Tandis que les fleurs éclatantes du magnolia annoncent le printemps , le paysage s'estompe dans un fin brouillard.
L'église du petit village faisait le dos rond comme un chat replié sur lui-même pour un instant de repos
sur le dos d'un fauteuil.
La brume épaisse ternissait le tableau malgré un prunus fleuri au chevet de l'église et le vert naissant de l 'herbe à son pied.
Cette brume alanguissait le paysage et rendait les formes incertaines .
Une grande maison basque émergeait derrière une prairie en pente douce où ruminaient quelques vaches.
Sur un talus en bordure de route , une truie et ses porcelets fouissaient le sol couvert de feuilles
mortes à la recherche de nourriture.
Le chemin bordé de murets commence au cimetière qui encercle l'église et disparaît dans une courbe au
milieu des champs .
au loin, les collines découpées en patchwork dans un camaïeu de verts profilent leurs formes rondes.
Les tombes les plus anciennes du cimetière s'orientent vers l'horizon. Elles s'ouvrent sur un infini
aimable et coloré.
Ce lieu ,dans la simplicité et le silence ,laisse le promeneur songeur et contemplatif.
Saint Jean Pied de Port sortait de sa torpeur hivernale . Fleurs et coquelicots saluaient
la Nive frémissante.
Quelques boutiques s'aventuraient frileusement à dévoiler leurs richesses et le linge
basque en coton raide étalait ses rayures colorées sur les trottoirs.
Jacquot , le pélerin sur la route de Compostelle , bourdon à la main et coquille au chapeau , rappelle que
Saint Jean Pied de Port est l'étape importante avant de franchir la barrière des Pyrénées , l'étape-repos où l'on recentre force et énergie.
Quelque part sur le chemin , à la sortie d'un hameau où des chiens agressent le passant , la Croix de
Gibraltar témoigne de l'histoire des pélerins de Compostelle.
La côte basque française et espagnole distribuait aux regards des couleurs printanières sous le frais
soleil de mars.
Les chaises des cafés commençaient à envahir les trottoirs pour les touristes avides de
profiter des premiers rayons .
San Sébastian , encore bien fraîche en cette approche du printemps , hébergeait pour
quelques jours ces géants aux grands pieds porteurs de messages de bien-être mondial.

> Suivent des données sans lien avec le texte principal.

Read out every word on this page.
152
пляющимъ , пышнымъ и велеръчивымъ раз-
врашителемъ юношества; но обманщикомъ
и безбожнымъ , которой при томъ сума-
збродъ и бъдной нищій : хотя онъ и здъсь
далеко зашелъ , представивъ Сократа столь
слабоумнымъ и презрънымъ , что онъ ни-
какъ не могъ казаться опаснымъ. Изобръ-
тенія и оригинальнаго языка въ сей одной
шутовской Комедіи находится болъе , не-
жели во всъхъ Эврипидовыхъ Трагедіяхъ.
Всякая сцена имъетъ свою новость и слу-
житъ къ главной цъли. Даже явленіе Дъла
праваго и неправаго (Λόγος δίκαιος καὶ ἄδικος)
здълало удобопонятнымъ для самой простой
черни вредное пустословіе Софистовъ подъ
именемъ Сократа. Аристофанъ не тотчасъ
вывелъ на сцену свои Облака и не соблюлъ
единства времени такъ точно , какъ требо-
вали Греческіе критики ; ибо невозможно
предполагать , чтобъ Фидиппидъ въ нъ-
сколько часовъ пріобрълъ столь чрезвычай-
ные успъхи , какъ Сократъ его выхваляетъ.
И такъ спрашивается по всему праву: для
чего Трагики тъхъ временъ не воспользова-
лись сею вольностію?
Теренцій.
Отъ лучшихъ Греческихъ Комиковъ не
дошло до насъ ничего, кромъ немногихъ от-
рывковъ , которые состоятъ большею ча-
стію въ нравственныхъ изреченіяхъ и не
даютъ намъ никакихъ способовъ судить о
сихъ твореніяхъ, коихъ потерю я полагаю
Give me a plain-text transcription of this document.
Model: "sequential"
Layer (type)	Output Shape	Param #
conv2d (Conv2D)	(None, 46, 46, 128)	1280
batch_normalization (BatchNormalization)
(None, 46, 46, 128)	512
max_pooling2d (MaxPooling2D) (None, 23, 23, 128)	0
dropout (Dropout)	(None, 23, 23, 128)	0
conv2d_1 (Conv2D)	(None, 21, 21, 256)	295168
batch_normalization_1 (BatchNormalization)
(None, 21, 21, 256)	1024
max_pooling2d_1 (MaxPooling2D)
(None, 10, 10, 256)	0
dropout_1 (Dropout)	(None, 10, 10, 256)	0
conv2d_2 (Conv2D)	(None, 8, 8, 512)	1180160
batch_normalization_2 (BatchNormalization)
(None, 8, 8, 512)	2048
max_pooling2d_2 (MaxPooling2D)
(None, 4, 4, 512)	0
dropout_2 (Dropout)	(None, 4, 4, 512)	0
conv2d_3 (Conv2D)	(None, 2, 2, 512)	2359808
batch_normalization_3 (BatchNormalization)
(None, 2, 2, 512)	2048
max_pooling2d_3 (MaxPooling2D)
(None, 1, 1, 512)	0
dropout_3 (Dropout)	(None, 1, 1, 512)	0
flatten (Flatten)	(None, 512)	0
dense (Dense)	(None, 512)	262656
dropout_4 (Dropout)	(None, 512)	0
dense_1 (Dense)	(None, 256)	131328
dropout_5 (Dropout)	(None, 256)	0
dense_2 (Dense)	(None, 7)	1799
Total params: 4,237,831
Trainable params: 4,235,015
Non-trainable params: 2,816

Le soleil déclinait derrière les collines qui prenaient des teintes dégradées de violet et
de gris , laissant exploser la luminosité du soleil couchant dans un ciel tourmenté.
Dans cette clarté de fin d'après-midi nous avons pris la route du retour . Elle serpentait au gré des vallons dont le vert éclatait sous la lumière rasante des derniers
rayons.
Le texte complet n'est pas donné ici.